Australia is reporting massive areas only now getting relief from a wave of heat that emerged in the west on Boxing day and shifted across the continent.  It brought temperatures in the low to high forties (102ºF to 114ºF) to large parts of Australia sparing only Victoria and Tasmania.  This is what it's been like - not from latte-sipping city slickers in air-conditioned luxury, but from tough people who live in the bush and have lived through all sorts of weather extremes.  (Australians tend toward understatement not exaggeration or over-exuberance.)

Queensland isn't out of the woods yet - it's still in the grip of the heat wave.  They aren't used to temperatures that high in the tropics.

This after Australia's Angry Summer last year, various "hottest days" on record and the hottest year on record - with no El Nino.


USA


I wonder why Anthony didn't report this hot spell last month, a bit closer to his home.


From the WUWT comments


Okay, let me have my fun.  Sometimes I get the impression that WUWT readers think that the USA is the entire world - except for Alaska which is sometimes hot when the rest of the country gets chilly and maybe Florida which has been warm and toasty.


John Eggert doesn't remember even a month ago, when the whole world had the hottest November on record. Or 2012 when the USA had its hottest year on record - and says:
January 2, 2014 at 7:50 am
This brings to mind a question to add to Bob Tisdale’s list. For 25 . . . years we’ve been promised . . . global warming. Where . . . is it? I want a refund. Profanity free, but can be added for effect. -35C this morning. “Normal” minimum is -17C. Wind chill is cheating and isn’t included in that.

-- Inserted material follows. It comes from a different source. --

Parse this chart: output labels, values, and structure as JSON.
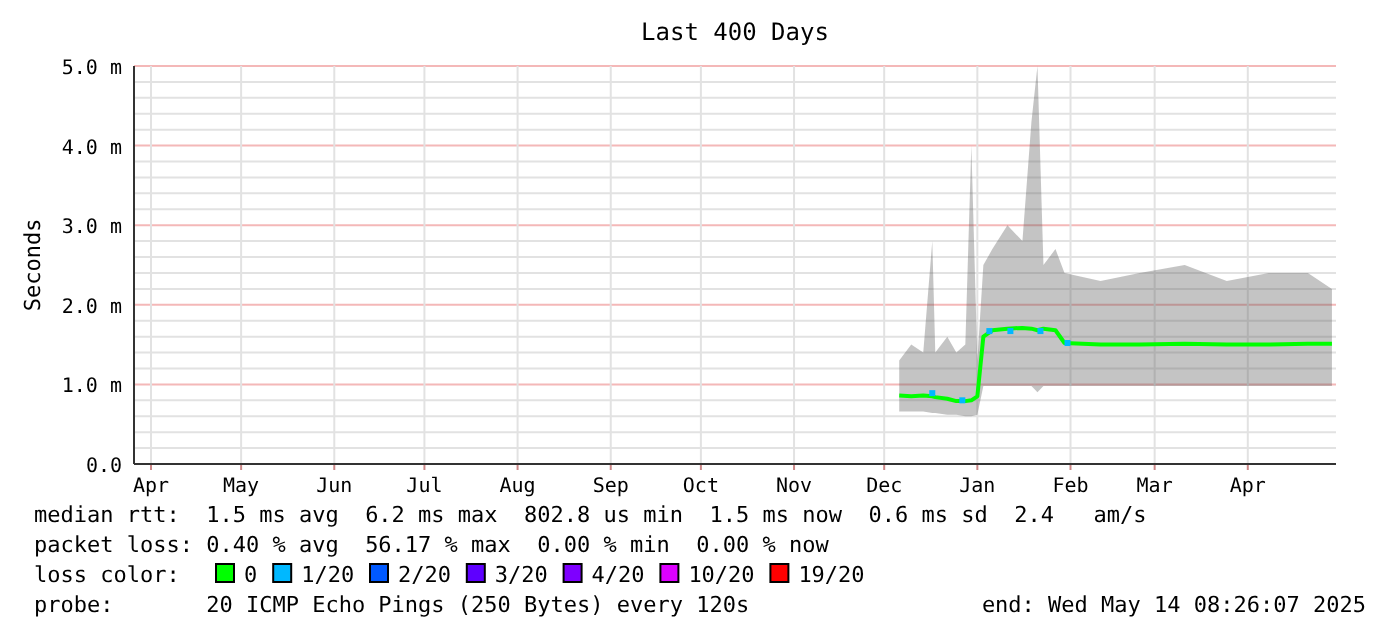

IIRC it was only yesterday that it was pointed out that the "CAGW crowd" = deniers.  They are the only people who use the acronym.  I've never tried to measure the thickness of their skulls with a ruler. physics geek says:
January 2, 2014 at 8:52 am
2014 is setting out to be another inconvenient year for the CAGW crowd.
That presupposes that a) the weather and temperature will be honestly reported and b) that reality will somehow penetrate the overly thick skulls of the CAGW crowd. I would opine that no evidence exists for the latter supposition.